Por isso, Sr. Primeiro-Ministro, deixo-lhe a primeira pergunta: não considera importante «descer à terra» para confrontar-se com a realidade? É porque se não o fizer, obviamente, não será capaz de mudar de políticas, de corrigir os erros, de prosseguir este caminho que está a atrasar Portugal. Esta é uma oportunidade que tem, Sr. Primeiro-Ministro, de dizer o que pensa fazer, designadamente quanto às previsões, para alterar este rumo da política nacional.
(...)
Sr. Presidente,
Sr. Primeiro-Ministro,
É espantoso! Até onde vai a mistificação? A sua proposta de alteração ao Código do Trabalho reflecte três questões centrais que, durante décadas - mesmo antes de o senhor nascer, Sr. Primeiro-Ministro! -, o grande patronato sempre reivindicou: primeira, contar com um exército de desempregados e poder despedir quando, como e quem quiser, aplicando um novo conceito de despedimento, designadamente a chamada «inadaptação» ao posto de trabalho.
Segunda questão central: a gestão e a organização do tempo de trabalho. Sempre mas sempre as empresas quiseram determinar a vida profissional do trabalhador e também, simultaneamente, a sua vida social e familiar. Também isto está contido na sua proposta, Sr. Primeiro-Ministro!
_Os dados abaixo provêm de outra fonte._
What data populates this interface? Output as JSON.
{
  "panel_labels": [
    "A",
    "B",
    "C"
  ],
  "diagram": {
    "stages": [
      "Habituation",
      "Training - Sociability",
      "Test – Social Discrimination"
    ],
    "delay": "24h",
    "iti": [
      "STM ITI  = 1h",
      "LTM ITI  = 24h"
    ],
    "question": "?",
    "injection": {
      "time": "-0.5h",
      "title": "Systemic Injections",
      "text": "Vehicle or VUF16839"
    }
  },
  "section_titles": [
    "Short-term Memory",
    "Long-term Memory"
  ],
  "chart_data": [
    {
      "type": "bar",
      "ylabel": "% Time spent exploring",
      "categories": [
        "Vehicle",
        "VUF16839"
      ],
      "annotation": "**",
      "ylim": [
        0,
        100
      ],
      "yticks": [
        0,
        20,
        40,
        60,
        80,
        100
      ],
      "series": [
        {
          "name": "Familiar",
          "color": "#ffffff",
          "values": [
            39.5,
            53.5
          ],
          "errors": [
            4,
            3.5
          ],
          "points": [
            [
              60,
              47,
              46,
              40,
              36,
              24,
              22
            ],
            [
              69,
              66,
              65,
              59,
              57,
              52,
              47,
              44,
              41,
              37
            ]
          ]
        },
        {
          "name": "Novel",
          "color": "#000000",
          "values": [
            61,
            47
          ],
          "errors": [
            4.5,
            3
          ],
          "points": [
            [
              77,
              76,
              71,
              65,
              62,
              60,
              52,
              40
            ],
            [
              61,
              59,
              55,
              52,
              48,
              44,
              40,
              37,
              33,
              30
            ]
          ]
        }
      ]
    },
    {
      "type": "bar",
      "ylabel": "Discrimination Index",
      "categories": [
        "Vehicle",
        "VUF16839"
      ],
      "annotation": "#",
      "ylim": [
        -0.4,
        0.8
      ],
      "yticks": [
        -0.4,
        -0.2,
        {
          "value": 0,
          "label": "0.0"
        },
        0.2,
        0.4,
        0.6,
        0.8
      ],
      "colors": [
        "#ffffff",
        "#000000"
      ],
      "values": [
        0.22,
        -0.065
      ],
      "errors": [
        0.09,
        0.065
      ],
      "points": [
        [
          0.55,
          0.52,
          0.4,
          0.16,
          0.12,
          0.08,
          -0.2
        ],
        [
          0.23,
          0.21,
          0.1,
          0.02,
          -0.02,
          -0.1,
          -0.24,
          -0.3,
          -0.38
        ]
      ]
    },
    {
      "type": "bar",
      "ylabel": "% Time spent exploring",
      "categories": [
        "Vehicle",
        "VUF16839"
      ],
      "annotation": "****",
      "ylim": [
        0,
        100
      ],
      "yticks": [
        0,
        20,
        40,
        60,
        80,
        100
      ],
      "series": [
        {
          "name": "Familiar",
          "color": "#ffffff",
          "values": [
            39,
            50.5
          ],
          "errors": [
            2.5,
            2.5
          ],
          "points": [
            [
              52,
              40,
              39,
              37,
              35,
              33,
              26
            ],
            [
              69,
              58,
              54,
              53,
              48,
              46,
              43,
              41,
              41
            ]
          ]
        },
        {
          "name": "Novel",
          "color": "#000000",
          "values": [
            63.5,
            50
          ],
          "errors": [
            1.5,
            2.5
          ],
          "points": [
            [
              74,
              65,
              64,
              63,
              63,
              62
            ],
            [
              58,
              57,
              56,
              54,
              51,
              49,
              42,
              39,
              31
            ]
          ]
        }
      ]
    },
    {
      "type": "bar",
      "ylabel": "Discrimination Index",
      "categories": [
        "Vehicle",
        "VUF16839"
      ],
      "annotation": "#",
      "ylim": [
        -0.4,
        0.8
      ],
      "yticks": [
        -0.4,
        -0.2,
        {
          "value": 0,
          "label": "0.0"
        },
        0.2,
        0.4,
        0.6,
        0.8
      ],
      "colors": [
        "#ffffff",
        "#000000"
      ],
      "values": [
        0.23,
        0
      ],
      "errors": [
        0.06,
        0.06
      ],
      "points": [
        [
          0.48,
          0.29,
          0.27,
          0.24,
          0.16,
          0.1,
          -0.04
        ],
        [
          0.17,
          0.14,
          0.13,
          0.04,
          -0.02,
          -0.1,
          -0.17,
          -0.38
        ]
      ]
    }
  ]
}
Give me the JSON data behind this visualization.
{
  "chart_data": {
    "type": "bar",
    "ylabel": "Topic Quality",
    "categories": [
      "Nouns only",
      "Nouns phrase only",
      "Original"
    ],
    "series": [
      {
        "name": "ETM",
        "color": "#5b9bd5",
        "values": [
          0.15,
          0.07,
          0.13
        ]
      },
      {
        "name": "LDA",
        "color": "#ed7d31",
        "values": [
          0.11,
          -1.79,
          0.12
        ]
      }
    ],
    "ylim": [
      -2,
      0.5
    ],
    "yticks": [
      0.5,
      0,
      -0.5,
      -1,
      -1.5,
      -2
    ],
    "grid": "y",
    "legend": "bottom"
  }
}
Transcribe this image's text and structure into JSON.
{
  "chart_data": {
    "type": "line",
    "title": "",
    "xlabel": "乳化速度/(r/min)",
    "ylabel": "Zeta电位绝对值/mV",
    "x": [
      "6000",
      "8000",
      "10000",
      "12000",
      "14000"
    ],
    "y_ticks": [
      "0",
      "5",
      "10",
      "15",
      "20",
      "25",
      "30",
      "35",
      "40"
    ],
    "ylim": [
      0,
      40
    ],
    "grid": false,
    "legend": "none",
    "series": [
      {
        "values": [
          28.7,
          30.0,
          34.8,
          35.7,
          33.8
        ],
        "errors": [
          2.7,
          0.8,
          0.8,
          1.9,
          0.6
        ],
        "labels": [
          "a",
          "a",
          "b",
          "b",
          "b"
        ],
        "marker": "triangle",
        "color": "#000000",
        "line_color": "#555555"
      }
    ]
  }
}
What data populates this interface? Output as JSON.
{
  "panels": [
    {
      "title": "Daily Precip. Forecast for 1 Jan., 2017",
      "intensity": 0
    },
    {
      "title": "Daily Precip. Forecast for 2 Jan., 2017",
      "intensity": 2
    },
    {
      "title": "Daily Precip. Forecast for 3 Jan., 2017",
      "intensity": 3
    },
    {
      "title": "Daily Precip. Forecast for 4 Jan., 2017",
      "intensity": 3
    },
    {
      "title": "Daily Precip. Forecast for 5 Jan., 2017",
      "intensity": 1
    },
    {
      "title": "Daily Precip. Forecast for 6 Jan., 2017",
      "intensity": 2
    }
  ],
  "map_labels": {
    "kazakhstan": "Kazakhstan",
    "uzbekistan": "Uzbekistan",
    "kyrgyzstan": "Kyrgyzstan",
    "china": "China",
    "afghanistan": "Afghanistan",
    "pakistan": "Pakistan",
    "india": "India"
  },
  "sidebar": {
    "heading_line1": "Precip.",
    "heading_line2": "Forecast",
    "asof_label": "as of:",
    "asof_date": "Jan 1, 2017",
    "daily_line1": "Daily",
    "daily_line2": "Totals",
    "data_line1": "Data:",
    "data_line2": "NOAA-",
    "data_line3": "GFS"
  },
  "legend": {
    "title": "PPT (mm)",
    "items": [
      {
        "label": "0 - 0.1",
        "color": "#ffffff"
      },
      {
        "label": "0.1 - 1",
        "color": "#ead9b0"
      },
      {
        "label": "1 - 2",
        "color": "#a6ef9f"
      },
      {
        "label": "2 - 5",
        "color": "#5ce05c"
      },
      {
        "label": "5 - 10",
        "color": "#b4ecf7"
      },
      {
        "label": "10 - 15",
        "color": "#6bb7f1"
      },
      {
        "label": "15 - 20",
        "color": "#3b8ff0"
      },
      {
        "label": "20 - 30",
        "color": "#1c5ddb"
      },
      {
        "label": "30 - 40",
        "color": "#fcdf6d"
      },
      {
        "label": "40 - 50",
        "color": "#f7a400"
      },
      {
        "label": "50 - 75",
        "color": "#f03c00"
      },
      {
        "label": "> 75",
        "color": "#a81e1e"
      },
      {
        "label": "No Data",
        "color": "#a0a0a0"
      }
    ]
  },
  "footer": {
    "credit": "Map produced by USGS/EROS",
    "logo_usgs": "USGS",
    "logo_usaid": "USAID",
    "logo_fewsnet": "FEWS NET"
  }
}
Terceira questão central: a contratação colectiva sempre foi um obstáculo para o grande patronato. E sabe porquê? Porque não querem regras, querem o vazio, querem ser eles a decidir sozinhos, ao arrepio daquilo que está na Constituição da República.
Neste sentido, Sr. Primeiro-Ministro, quero dizer-lhe que está a escrever uma das páginas mais negras da história do Partido Socialista, que, muitas vezes, contribuiu para os avanços civilizacionais da legislação do trabalho. Se lhe restasse uma «costela» que fosse, um «neurónio» social-democrata, repudiava, no mínimo, essa proposta inaceitável que visa alterar a correlação de forças entre o capital e o trabalho, porque é disto que se trata.
V. Ex.ª não está «em cima do muro»! V. Ex.ª passou para o lado de lá, para o lado dos poderosos, contra os trabalhadores e contra a própria Constituição da República, que o PS ajudou a construir!
(...)
Sr. Presidente,
Sr. Primeiro-Ministro,
V. Ex.ª é que deveria explicar aqui a razão por que quer precarizar todos os trabalhadores, através da alteração da lei dos despedimentos e da aplicação do conceito de «inaptidão», que dá para tudo, Sr. Primeiro-Ministro.
Em relação à precariedade, consideramos que as medidas que toma visam, no essencial, legitimar, legalizar situações que são perfeitamente ilegais, através de uma sanção pecuniária. É verdade, mas isto não chega nem esconde o fundamental, a génese da sua proposta.
Quero dizer-lhe, hoje, daqui, solenemente, Sr. Primeiro-Ministro, que estamos a falar de uma questão muito séria: do perigo real de um retrocesso de décadas. É por isto que o Partido Comunista Português, através do seu grupo parlamentar, declara e anuncia que vai entregar na Mesa da Assembleia da República uma proposta de moção de censura.
Uma proposta de moção de censura política a este Governo, que transporte o descontentamento, o protesto, a angústia e a revolta que atingem, hoje, milhares e milhares de portugueses, em particular, os trabalhadores.